Sources of Strategic Conflicts between the Ethiopian and Starbucks
The Ethiopian government estimated that the country would increase its coffee sales by over $80 million per year by trade marking speciality coffee names. As a result of the strategic growth processes, the country came up with various policies. First, the government asked local companies to enter into a licensing agreement with the hope of ensuring that there will be an increase in revenue collection. The agreement was not received well with Starbucks Inc. Starbucks argued that the licensing agreement will not be beneficial to the growers, but will only benefit the government since it would lead to price fluctuations in the world market (Arslan&Reicher, 2011).

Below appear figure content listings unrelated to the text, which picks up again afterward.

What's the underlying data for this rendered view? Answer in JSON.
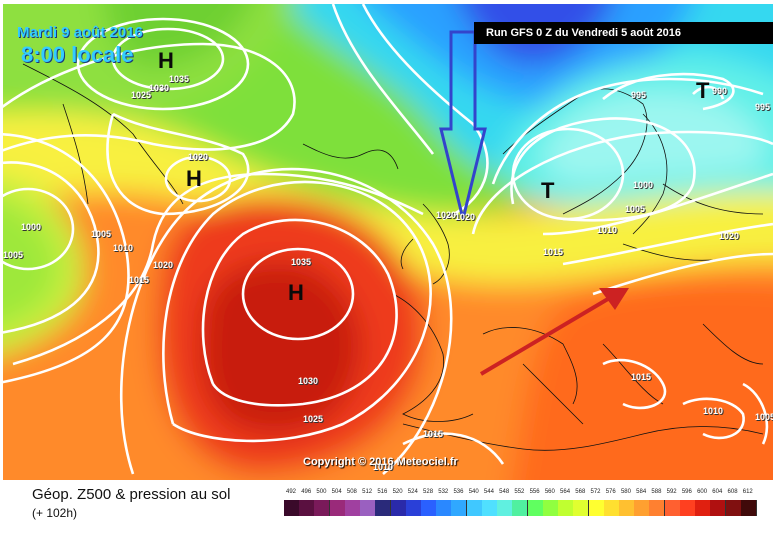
{
  "map": {
    "date": "Mardi 9 août 2016",
    "time": "8:00 locale",
    "run": "Run GFS 0 Z du Vendredi 5 août 2016",
    "copyright": "Copyright © 2016 Meteociel.fr",
    "centers": [
      {
        "kind": "high",
        "label": "H"
      },
      {
        "kind": "high",
        "label": "H"
      },
      {
        "kind": "high",
        "label": "H"
      },
      {
        "kind": "low",
        "label": "T"
      },
      {
        "kind": "low",
        "label": "T"
      }
    ],
    "isobar_labels": [
      "1035",
      "1030",
      "1025",
      "1020",
      "1020",
      "1000",
      "1005",
      "1010",
      "1015",
      "1005",
      "1020",
      "1035",
      "1030",
      "1025",
      "1015",
      "1010",
      "1020",
      "995",
      "990",
      "995",
      "1000",
      "1005",
      "1010",
      "1015",
      "1020",
      "1015",
      "1010",
      "1005"
    ],
    "arrows": [
      {
        "direction": "down",
        "color": "#3344cc"
      },
      {
        "direction": "up-right",
        "color": "#cc2222"
      }
    ]
  },
  "footer": {
    "title": "Géop. Z500 & pression au sol",
    "subtitle": "(+ 102h)"
  },
  "scale": {
    "values": [
      "492",
      "496",
      "500",
      "504",
      "508",
      "512",
      "516",
      "520",
      "524",
      "528",
      "532",
      "536",
      "540",
      "544",
      "548",
      "552",
      "556",
      "560",
      "564",
      "568",
      "572",
      "576",
      "580",
      "584",
      "588",
      "592",
      "596",
      "600",
      "604",
      "608",
      "612"
    ],
    "colors": [
      "#3a0a2a",
      "#5a1040",
      "#7a1a5a",
      "#9a2a7a",
      "#a040a0",
      "#9a60c0",
      "#2a2a7a",
      "#2a2aaa",
      "#2a40d8",
      "#2a60ff",
      "#2a88ff",
      "#30a8ff",
      "#40c8ff",
      "#50e0ff",
      "#60f0e0",
      "#50f0a0",
      "#60ff60",
      "#90ff40",
      "#c0ff30",
      "#e0ff30",
      "#ffff30",
      "#ffe030",
      "#ffc030",
      "#ffa030",
      "#ff8030",
      "#ff6030",
      "#ff4020",
      "#e02010",
      "#b01010",
      "#801010",
      "#400a0a"
    ]
  }
}
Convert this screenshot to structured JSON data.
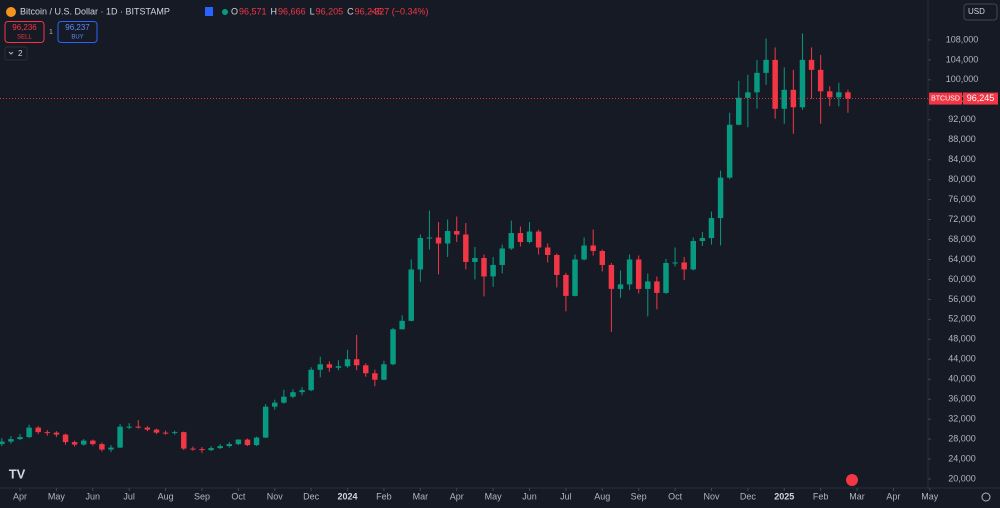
{
  "header": {
    "title": "Bitcoin / U.S. Dollar · 1D · BITSTAMP",
    "ohlc": [
      {
        "key": "O",
        "value": "96,571"
      },
      {
        "key": "H",
        "value": "96,666"
      },
      {
        "key": "L",
        "value": "96,205"
      },
      {
        "key": "C",
        "value": "96,245"
      }
    ],
    "change": "−327 (−0.34%)"
  },
  "trade": {
    "sell": {
      "price": "96,236",
      "label": "SELL"
    },
    "qty": "1",
    "buy": {
      "price": "96,237",
      "label": "BUY"
    }
  },
  "indicators": "2",
  "currency": "USD",
  "chart_data": {
    "type": "candlestick",
    "symbol": "BTCUSD",
    "up_color": "#089981",
    "down_color": "#f23645",
    "last_price": {
      "value": 96245,
      "label": "96,245"
    },
    "grid": false,
    "xlim": [
      3.45,
      28.95
    ],
    "ylim": [
      18200,
      116000
    ],
    "xticks": [
      {
        "value": 4,
        "label": "Apr"
      },
      {
        "value": 5,
        "label": "May"
      },
      {
        "value": 6,
        "label": "Jun"
      },
      {
        "value": 7,
        "label": "Jul"
      },
      {
        "value": 8,
        "label": "Aug"
      },
      {
        "value": 9,
        "label": "Sep"
      },
      {
        "value": 10,
        "label": "Oct"
      },
      {
        "value": 11,
        "label": "Nov"
      },
      {
        "value": 12,
        "label": "Dec"
      },
      {
        "value": 13,
        "label": "2024"
      },
      {
        "value": 14,
        "label": "Feb"
      },
      {
        "value": 15,
        "label": "Mar"
      },
      {
        "value": 16,
        "label": "Apr"
      },
      {
        "value": 17,
        "label": "May"
      },
      {
        "value": 18,
        "label": "Jun"
      },
      {
        "value": 19,
        "label": "Jul"
      },
      {
        "value": 20,
        "label": "Aug"
      },
      {
        "value": 21,
        "label": "Sep"
      },
      {
        "value": 22,
        "label": "Oct"
      },
      {
        "value": 23,
        "label": "Nov"
      },
      {
        "value": 24,
        "label": "Dec"
      },
      {
        "value": 25,
        "label": "2025"
      },
      {
        "value": 26,
        "label": "Feb"
      },
      {
        "value": 27,
        "label": "Mar"
      },
      {
        "value": 28,
        "label": "Apr"
      },
      {
        "value": 29,
        "label": "May"
      }
    ],
    "yticks": [
      {
        "value": 20000,
        "label": "20,000"
      },
      {
        "value": 24000,
        "label": "24,000"
      },
      {
        "value": 28000,
        "label": "28,000"
      },
      {
        "value": 32000,
        "label": "32,000"
      },
      {
        "value": 36000,
        "label": "36,000"
      },
      {
        "value": 40000,
        "label": "40,000"
      },
      {
        "value": 44000,
        "label": "44,000"
      },
      {
        "value": 48000,
        "label": "48,000"
      },
      {
        "value": 52000,
        "label": "52,000"
      },
      {
        "value": 56000,
        "label": "56,000"
      },
      {
        "value": 60000,
        "label": "60,000"
      },
      {
        "value": 64000,
        "label": "64,000"
      },
      {
        "value": 68000,
        "label": "68,000"
      },
      {
        "value": 72000,
        "label": "72,000"
      },
      {
        "value": 76000,
        "label": "76,000"
      },
      {
        "value": 80000,
        "label": "80,000"
      },
      {
        "value": 84000,
        "label": "84,000"
      },
      {
        "value": 88000,
        "label": "88,000"
      },
      {
        "value": 92000,
        "label": "92,000"
      },
      {
        "value": 96000,
        "label": "96,000"
      },
      {
        "value": 100000,
        "label": "100,000"
      },
      {
        "value": 104000,
        "label": "104,000"
      },
      {
        "value": 108000,
        "label": "108,000"
      }
    ],
    "x": [
      3.5,
      3.75,
      4,
      4.25,
      4.5,
      4.75,
      5,
      5.25,
      5.5,
      5.75,
      6,
      6.25,
      6.5,
      6.75,
      7,
      7.25,
      7.5,
      7.75,
      8,
      8.25,
      8.5,
      8.75,
      9,
      9.25,
      9.5,
      9.75,
      10,
      10.25,
      10.5,
      10.75,
      11,
      11.25,
      11.5,
      11.75,
      12,
      12.25,
      12.5,
      12.75,
      13,
      13.25,
      13.5,
      13.75,
      14,
      14.25,
      14.5,
      14.75,
      15,
      15.25,
      15.5,
      15.75,
      16,
      16.25,
      16.5,
      16.75,
      17,
      17.25,
      17.5,
      17.75,
      18,
      18.25,
      18.5,
      18.75,
      19,
      19.25,
      19.5,
      19.75,
      20,
      20.25,
      20.5,
      20.75,
      21,
      21.25,
      21.5,
      21.75,
      22,
      22.25,
      22.5,
      22.75,
      23,
      23.25,
      23.5,
      23.75,
      24,
      24.25,
      24.5,
      24.75,
      25,
      25.25,
      25.5,
      25.75,
      26,
      26.25,
      26.5,
      26.75
    ],
    "ohlc": [
      [
        27000,
        28200,
        26600,
        27500
      ],
      [
        27500,
        28600,
        27100,
        28000
      ],
      [
        28000,
        29000,
        27800,
        28400
      ],
      [
        28400,
        30900,
        28200,
        30300
      ],
      [
        30300,
        30600,
        29000,
        29400
      ],
      [
        29400,
        29800,
        28700,
        29300
      ],
      [
        29300,
        29600,
        28400,
        28900
      ],
      [
        28900,
        29100,
        26900,
        27400
      ],
      [
        27400,
        27700,
        26500,
        26900
      ],
      [
        26900,
        28000,
        26700,
        27700
      ],
      [
        27700,
        27900,
        26700,
        27000
      ],
      [
        27000,
        27300,
        25500,
        25900
      ],
      [
        25900,
        26800,
        25400,
        26300
      ],
      [
        26300,
        31000,
        26200,
        30500
      ],
      [
        30500,
        31200,
        30000,
        30500
      ],
      [
        30500,
        31800,
        30100,
        30300
      ],
      [
        30300,
        30600,
        29600,
        29900
      ],
      [
        29900,
        30100,
        29000,
        29300
      ],
      [
        29300,
        29700,
        28900,
        29200
      ],
      [
        29200,
        29700,
        28900,
        29400
      ],
      [
        29400,
        29500,
        25800,
        26100
      ],
      [
        26100,
        26500,
        25700,
        26000
      ],
      [
        26000,
        26400,
        25200,
        25800
      ],
      [
        25800,
        26600,
        25600,
        26200
      ],
      [
        26200,
        27000,
        26000,
        26600
      ],
      [
        26600,
        27400,
        26300,
        27000
      ],
      [
        27000,
        28000,
        26800,
        27900
      ],
      [
        27900,
        28100,
        26600,
        26800
      ],
      [
        26800,
        28500,
        26600,
        28300
      ],
      [
        28300,
        35000,
        28200,
        34500
      ],
      [
        34500,
        35900,
        33900,
        35300
      ],
      [
        35300,
        37900,
        35100,
        36500
      ],
      [
        36500,
        38000,
        36200,
        37400
      ],
      [
        37400,
        38400,
        36800,
        37800
      ],
      [
        37800,
        42400,
        37600,
        41900
      ],
      [
        41900,
        44500,
        40400,
        43000
      ],
      [
        43000,
        43600,
        41500,
        42300
      ],
      [
        42300,
        43800,
        41800,
        42600
      ],
      [
        42600,
        45900,
        42300,
        44000
      ],
      [
        44000,
        48900,
        41800,
        42800
      ],
      [
        42800,
        43200,
        40500,
        41200
      ],
      [
        41200,
        41900,
        38600,
        39900
      ],
      [
        39900,
        43700,
        39800,
        43000
      ],
      [
        43000,
        50300,
        42800,
        50000
      ],
      [
        50000,
        52800,
        50000,
        51700
      ],
      [
        51700,
        64000,
        51600,
        62000
      ],
      [
        62000,
        69000,
        59500,
        68300
      ],
      [
        68300,
        73800,
        66000,
        68400
      ],
      [
        68400,
        71500,
        61000,
        67200
      ],
      [
        67200,
        72000,
        64500,
        69700
      ],
      [
        69700,
        72600,
        67500,
        69000
      ],
      [
        69000,
        71300,
        62000,
        63500
      ],
      [
        63500,
        66500,
        60000,
        64300
      ],
      [
        64300,
        65000,
        56600,
        60600
      ],
      [
        60600,
        64500,
        58500,
        62900
      ],
      [
        62900,
        67000,
        61200,
        66200
      ],
      [
        66200,
        71800,
        65900,
        69300
      ],
      [
        69300,
        70600,
        66600,
        67500
      ],
      [
        67500,
        71500,
        67200,
        69600
      ],
      [
        69600,
        70000,
        65000,
        66400
      ],
      [
        66400,
        67200,
        63400,
        64900
      ],
      [
        64900,
        65200,
        58400,
        60900
      ],
      [
        60900,
        61300,
        53600,
        56700
      ],
      [
        56700,
        65000,
        56600,
        64000
      ],
      [
        64000,
        68400,
        63800,
        66800
      ],
      [
        66800,
        70000,
        64800,
        65700
      ],
      [
        65700,
        66000,
        61600,
        62900
      ],
      [
        62900,
        63300,
        49500,
        58100
      ],
      [
        58100,
        61800,
        56300,
        59000
      ],
      [
        59000,
        65000,
        57900,
        64000
      ],
      [
        64000,
        64800,
        57200,
        58100
      ],
      [
        58100,
        61200,
        52600,
        59600
      ],
      [
        59600,
        60600,
        54000,
        57300
      ],
      [
        57300,
        64100,
        57100,
        63300
      ],
      [
        63300,
        66400,
        62600,
        63400
      ],
      [
        63400,
        64500,
        59900,
        62000
      ],
      [
        62000,
        68400,
        61800,
        67700
      ],
      [
        67700,
        69500,
        66700,
        68300
      ],
      [
        68300,
        73600,
        67000,
        72300
      ],
      [
        72300,
        81800,
        66800,
        80400
      ],
      [
        80400,
        93400,
        80100,
        91000
      ],
      [
        91000,
        99800,
        90900,
        96400
      ],
      [
        96400,
        101000,
        90500,
        97500
      ],
      [
        97500,
        104000,
        94200,
        101400
      ],
      [
        101400,
        108300,
        99000,
        104000
      ],
      [
        104000,
        106500,
        92200,
        94200
      ],
      [
        94200,
        102500,
        91200,
        98000
      ],
      [
        98000,
        102000,
        89200,
        94500
      ],
      [
        94500,
        109300,
        94000,
        104000
      ],
      [
        104000,
        106500,
        96200,
        102000
      ],
      [
        102000,
        105000,
        91200,
        97700
      ],
      [
        97700,
        98700,
        94700,
        96500
      ],
      [
        96500,
        99400,
        94700,
        97500
      ],
      [
        97500,
        98000,
        93400,
        96245
      ]
    ]
  }
}
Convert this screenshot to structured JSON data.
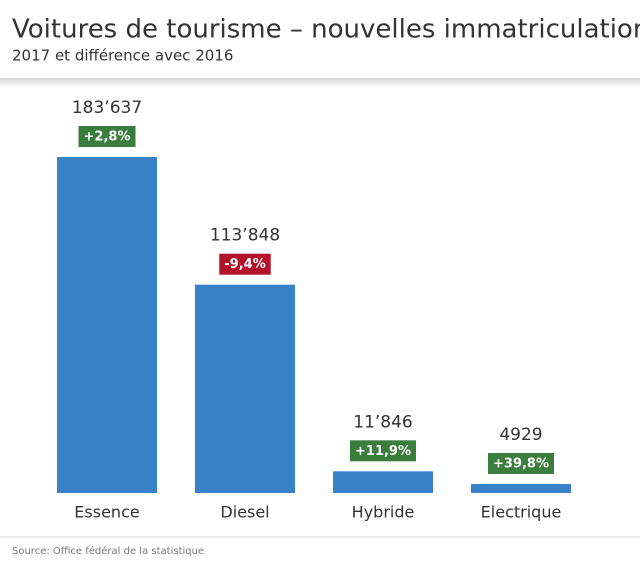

Additionally, the organization felt that the government was only guided by selfish interests to ensure that it siphons money from the pockets of the growers. In 2005, the government implemented the second phase of the strategic plan that entailed the setting up of trademark names of three coffee producing regions including Yirgacheffe, Harrar and Sidamo. However, the company’s efforts were only successful in Europe, Canada and Japan. The plan got a lot of resistance in the U.S. especially from Starbucks. Starbucks Inc. had in the previous year applied for a patent to trademark the name of Shirkina Sun-Dried Sidamo, and this gave it a competitive advantage over the rival coffee retailers in the U.S. Clearly, this hampered the penetration of the Ethiopian coffee sales into the U.S. markets. The Ethiopian government had to apply to Starbucks to withdraw the claim. However, the application was disregarded as Starbucks sought to protect its interests.
Starbucks was quick to express the gaps that lay in the Ethiopian trademarks in an attempt to hit back at the Ethiopian government. The company argued that the government of Ethiopia had introduced complex regularities in the sale of coffee by coming up with the trademark agreement. Starbucks also believed that the legal complexities could end up denying companies the freedom to purchase the Fair Trade Coffee, and in the end, this would end up affecting the farmers (Grain.org, 2015). However, those in the support of the Ethiopian government argued that the government was simply trying to profit-off the situation.
Market Position of the Ethiopian Farmers Using the Porter’s Five Forces
There are several coffee producing countries across the globe. The Ethiopian farmers, for instance, face a lot of competition from the coffee produced in the neighbouring country, Kenya.